Summary: Ten thousand papers are published in the literature every day, and biomedical data is accumulating at an unprecedented rate. Despite this influx of data, harnessing it to advance drug discovery remains an incredibly difficult problem. At BenevolentAI, we have created an end-to-end platform, starting from the foundations of data ingestion, all the way to drug design. In particular, our use of artificial intelligence ensures that the right drug is delivered to the right patient. It is our goal to disrupt drug discovery because it matters.
Talk 5: Jim Morrison – Breaking the Echo Chamber – AI versus Human Stupid.
Bio: Jim is founder of Deep Blue Sky, a small SaaS firm in Bath focused on bringing transparency, accountability and efficiency to our government’s International Aid spending. He is also director of the Bath Digital Festival, a charitable festival of digital tech bringing together 2,500 folk in the South West each October.
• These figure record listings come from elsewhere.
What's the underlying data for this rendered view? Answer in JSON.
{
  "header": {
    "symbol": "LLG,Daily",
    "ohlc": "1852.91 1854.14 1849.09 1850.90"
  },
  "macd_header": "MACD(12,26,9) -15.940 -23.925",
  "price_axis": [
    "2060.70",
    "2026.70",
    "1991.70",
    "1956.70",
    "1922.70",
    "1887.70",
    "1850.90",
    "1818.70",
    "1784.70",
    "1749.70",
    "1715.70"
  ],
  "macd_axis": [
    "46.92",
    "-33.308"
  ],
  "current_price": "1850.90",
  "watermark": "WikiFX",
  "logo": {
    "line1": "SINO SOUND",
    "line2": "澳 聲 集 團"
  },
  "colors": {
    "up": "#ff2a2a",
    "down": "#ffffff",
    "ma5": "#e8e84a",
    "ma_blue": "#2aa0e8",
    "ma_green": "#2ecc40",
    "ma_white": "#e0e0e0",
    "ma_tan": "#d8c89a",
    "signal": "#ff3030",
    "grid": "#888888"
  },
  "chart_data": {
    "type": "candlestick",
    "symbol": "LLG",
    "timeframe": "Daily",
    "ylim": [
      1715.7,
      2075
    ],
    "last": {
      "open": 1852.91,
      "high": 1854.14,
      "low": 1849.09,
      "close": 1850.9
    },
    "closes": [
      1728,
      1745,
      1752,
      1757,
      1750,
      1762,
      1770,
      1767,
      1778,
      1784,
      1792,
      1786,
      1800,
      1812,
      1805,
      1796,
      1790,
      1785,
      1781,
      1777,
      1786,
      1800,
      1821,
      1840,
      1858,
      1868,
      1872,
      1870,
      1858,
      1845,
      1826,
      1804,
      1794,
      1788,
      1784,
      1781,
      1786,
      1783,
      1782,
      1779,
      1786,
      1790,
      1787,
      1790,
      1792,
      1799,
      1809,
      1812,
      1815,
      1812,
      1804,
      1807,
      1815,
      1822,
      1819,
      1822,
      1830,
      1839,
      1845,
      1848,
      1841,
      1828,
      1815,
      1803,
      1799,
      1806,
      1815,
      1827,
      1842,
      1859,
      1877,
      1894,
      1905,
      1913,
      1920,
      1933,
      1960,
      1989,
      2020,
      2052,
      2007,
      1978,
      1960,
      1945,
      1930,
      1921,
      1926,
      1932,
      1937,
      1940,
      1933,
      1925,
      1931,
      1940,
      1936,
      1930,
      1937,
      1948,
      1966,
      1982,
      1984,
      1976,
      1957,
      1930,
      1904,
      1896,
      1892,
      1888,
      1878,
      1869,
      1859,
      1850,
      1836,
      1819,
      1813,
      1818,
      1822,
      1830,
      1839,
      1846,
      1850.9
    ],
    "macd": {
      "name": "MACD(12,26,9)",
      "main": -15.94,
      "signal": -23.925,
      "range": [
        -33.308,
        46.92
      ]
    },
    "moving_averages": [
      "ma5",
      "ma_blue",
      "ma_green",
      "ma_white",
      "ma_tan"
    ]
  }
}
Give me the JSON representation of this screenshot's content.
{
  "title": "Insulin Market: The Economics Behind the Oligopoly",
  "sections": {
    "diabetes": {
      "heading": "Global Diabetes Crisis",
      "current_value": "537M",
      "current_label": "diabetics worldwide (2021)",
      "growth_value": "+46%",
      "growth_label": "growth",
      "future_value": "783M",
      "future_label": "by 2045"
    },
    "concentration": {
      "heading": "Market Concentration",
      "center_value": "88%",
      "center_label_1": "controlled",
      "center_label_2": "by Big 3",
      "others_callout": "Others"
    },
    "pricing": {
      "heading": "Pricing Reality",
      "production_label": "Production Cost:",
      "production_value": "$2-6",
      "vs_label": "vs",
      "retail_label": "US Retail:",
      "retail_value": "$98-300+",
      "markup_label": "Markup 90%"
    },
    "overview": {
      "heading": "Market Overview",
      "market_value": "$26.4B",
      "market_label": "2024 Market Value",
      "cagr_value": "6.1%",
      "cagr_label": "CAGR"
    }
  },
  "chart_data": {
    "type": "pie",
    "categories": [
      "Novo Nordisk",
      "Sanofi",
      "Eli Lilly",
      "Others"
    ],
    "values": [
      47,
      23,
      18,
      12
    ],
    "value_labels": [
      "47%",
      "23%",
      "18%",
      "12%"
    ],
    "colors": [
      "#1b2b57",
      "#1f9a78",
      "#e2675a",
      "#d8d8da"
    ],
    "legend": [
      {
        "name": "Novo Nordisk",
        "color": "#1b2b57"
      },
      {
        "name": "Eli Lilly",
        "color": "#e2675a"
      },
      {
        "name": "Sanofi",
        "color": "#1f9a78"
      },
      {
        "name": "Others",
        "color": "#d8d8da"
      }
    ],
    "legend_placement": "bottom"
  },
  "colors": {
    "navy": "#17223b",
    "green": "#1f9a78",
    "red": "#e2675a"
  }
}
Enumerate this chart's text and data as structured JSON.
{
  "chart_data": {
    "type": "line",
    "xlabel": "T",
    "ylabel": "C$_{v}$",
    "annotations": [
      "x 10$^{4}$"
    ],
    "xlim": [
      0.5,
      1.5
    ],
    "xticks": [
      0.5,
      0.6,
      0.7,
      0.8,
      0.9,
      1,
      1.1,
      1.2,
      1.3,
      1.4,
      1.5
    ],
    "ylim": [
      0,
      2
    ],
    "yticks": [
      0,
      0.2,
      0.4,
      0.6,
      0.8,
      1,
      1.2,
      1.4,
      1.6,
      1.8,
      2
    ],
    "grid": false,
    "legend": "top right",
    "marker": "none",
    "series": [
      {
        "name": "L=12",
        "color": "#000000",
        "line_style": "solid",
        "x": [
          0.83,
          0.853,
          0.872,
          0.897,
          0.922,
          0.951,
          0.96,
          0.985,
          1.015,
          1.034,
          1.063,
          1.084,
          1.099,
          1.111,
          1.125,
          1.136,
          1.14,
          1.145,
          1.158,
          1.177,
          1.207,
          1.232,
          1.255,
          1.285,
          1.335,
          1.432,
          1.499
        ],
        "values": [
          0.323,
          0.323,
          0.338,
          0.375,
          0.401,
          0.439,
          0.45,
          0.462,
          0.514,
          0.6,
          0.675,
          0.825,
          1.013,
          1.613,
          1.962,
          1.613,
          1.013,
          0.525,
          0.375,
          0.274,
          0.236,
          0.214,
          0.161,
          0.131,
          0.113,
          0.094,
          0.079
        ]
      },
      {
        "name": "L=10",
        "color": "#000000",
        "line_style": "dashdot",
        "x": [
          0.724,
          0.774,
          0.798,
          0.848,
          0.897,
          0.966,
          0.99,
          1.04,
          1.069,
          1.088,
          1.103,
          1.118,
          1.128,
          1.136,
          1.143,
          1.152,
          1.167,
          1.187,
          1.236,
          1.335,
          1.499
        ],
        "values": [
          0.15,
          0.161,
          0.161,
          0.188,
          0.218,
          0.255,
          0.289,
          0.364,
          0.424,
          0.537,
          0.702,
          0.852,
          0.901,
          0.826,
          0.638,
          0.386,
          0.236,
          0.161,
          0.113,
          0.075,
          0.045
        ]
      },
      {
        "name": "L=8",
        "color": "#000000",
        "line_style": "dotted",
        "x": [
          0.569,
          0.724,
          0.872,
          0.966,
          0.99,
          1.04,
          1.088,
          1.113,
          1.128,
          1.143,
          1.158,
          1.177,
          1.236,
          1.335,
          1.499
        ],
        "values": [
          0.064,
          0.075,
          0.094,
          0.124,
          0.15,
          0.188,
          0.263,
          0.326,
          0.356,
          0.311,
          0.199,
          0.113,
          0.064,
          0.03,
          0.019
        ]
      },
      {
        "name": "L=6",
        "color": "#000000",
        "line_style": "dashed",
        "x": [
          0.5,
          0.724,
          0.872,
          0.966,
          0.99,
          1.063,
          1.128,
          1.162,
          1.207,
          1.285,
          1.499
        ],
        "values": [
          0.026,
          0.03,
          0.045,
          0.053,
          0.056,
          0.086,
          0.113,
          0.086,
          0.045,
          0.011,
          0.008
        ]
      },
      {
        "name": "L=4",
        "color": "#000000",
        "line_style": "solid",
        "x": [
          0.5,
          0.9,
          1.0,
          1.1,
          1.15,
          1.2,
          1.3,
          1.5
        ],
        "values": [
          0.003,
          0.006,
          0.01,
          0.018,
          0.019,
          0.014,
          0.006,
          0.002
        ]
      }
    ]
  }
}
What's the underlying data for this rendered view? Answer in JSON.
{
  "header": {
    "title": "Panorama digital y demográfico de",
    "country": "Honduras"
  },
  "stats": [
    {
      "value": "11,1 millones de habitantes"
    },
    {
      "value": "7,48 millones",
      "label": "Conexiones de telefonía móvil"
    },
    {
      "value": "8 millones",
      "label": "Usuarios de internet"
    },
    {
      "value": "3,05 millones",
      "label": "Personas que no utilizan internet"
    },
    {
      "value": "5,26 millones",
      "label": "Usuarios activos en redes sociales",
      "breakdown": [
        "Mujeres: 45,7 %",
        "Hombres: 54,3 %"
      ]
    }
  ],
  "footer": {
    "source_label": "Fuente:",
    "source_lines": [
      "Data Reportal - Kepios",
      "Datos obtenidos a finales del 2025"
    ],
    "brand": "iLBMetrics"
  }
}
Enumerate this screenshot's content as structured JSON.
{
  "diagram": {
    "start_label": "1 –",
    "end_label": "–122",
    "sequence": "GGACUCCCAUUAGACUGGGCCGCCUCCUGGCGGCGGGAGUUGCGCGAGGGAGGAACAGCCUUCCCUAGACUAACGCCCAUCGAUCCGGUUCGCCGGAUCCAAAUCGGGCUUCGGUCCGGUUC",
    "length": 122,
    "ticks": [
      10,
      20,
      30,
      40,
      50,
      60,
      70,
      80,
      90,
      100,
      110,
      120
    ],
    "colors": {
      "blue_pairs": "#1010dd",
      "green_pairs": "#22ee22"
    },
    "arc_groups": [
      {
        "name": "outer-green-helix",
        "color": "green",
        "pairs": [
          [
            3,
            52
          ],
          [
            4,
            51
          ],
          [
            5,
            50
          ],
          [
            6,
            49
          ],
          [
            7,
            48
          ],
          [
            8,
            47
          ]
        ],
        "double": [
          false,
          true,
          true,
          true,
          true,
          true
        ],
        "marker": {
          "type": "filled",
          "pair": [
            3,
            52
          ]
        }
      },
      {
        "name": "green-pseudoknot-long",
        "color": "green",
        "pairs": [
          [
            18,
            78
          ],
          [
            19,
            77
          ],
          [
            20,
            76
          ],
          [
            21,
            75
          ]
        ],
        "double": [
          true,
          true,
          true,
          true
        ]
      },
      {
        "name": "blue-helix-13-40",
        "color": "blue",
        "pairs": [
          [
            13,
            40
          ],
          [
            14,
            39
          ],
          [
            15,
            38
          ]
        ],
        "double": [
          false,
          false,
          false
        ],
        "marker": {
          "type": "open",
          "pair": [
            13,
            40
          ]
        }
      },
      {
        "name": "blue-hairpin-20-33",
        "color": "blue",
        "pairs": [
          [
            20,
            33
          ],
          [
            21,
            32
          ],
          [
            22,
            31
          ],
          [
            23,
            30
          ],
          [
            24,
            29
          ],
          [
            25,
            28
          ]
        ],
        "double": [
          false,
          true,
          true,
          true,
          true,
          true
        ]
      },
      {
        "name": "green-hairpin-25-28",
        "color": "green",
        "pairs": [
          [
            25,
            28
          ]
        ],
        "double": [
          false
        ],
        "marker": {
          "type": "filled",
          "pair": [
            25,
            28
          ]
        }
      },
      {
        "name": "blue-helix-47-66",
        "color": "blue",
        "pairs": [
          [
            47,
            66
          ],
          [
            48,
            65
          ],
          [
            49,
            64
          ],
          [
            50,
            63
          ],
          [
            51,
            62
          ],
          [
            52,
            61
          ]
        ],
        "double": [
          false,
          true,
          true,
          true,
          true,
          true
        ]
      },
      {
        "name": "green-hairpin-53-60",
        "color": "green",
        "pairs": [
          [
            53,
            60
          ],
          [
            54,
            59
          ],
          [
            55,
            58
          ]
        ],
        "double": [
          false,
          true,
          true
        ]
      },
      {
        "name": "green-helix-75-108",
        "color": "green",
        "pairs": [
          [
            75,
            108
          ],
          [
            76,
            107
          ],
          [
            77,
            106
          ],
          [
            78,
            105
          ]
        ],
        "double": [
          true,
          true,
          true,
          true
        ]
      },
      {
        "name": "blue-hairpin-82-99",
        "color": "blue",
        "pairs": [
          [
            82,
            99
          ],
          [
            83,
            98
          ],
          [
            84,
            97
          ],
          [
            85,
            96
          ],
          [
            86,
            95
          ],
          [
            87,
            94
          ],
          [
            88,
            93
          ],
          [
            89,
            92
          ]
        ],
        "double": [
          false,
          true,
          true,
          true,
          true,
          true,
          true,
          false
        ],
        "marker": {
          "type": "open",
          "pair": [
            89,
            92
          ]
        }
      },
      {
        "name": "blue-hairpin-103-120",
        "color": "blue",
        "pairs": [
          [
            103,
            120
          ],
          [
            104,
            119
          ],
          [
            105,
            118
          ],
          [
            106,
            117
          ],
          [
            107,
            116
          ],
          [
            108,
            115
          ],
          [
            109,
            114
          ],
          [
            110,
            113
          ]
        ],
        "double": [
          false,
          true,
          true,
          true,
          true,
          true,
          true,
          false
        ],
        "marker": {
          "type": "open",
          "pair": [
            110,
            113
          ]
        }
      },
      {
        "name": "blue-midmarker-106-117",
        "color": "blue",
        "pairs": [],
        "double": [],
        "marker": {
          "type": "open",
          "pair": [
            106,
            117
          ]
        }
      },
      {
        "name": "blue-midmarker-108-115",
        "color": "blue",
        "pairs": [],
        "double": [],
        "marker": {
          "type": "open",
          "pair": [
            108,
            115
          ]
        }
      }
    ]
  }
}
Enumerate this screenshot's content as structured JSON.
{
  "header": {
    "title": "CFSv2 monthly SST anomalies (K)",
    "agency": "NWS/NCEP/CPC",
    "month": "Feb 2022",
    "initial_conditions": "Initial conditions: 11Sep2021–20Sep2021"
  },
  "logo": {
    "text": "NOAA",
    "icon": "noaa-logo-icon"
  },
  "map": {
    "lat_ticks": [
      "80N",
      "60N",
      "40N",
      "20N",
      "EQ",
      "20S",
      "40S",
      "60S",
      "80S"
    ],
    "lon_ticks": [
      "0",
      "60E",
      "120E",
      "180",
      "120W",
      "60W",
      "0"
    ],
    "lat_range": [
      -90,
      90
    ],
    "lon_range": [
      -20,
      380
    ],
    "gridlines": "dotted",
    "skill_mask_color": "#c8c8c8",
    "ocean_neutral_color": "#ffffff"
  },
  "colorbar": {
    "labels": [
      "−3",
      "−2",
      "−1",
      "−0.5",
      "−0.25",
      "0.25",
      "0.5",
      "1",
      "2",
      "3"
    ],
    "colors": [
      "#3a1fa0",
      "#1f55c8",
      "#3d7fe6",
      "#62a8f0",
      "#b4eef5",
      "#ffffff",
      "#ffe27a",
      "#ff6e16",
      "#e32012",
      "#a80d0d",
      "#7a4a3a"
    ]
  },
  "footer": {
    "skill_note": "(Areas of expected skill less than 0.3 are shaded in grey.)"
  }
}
Summary: OneSub is a startup on a mission to bring balance and reason to news media. The echo chamber we’ve built for ourselves is destroying society and democracy. Can technology be used to save us from ourselves?
Talk 6: Dimi Masaouti – People Data for Good
Bio: Dimi (Dimitra) Masaouti is the Co-Founder of WinningMinds.ai, a conversational analysis AI platform that helps businesses build a team-centric productivity network. Previously, Dimi led people change and development programmes in different organisations such as Vodafone, Sanofi, GSK, RBS and others. In her past roles, she developed and productised solutions enhancing strategic alignment of teams to business imperatives as well as people performance. She holds a MSc in Strategic HR and an MIT certificate in Big Data and Social Analytics. Dimi’s peer, Maria, describes her as loud and non-stop, whilst Philippe, being gentle, said that she likes to push the limits.
Summary: Since the 1990’s workplace skills and behaviours are assessed with online tools and tests, which report on the user’s perception about his or someone else’s performance at a given time. In reality people’s behaviours and attitudes are time and context specific, they are not static. The assumption of stable personality traits and universal emotions is flawed and the theory of personality states and behavioural episodes emerge as more relevant and effective. Gathering and analysing real-time and context-specific data from business meetings generates more realistic and dynamic insights. WinningMinds mission is to enable people and teams develop their capability in action, analysing team meeting discussions and generating credible insights over time. To meet our promise we have taken a lot of actions to minimise bias and ensure that we generate reliable data that is used for good.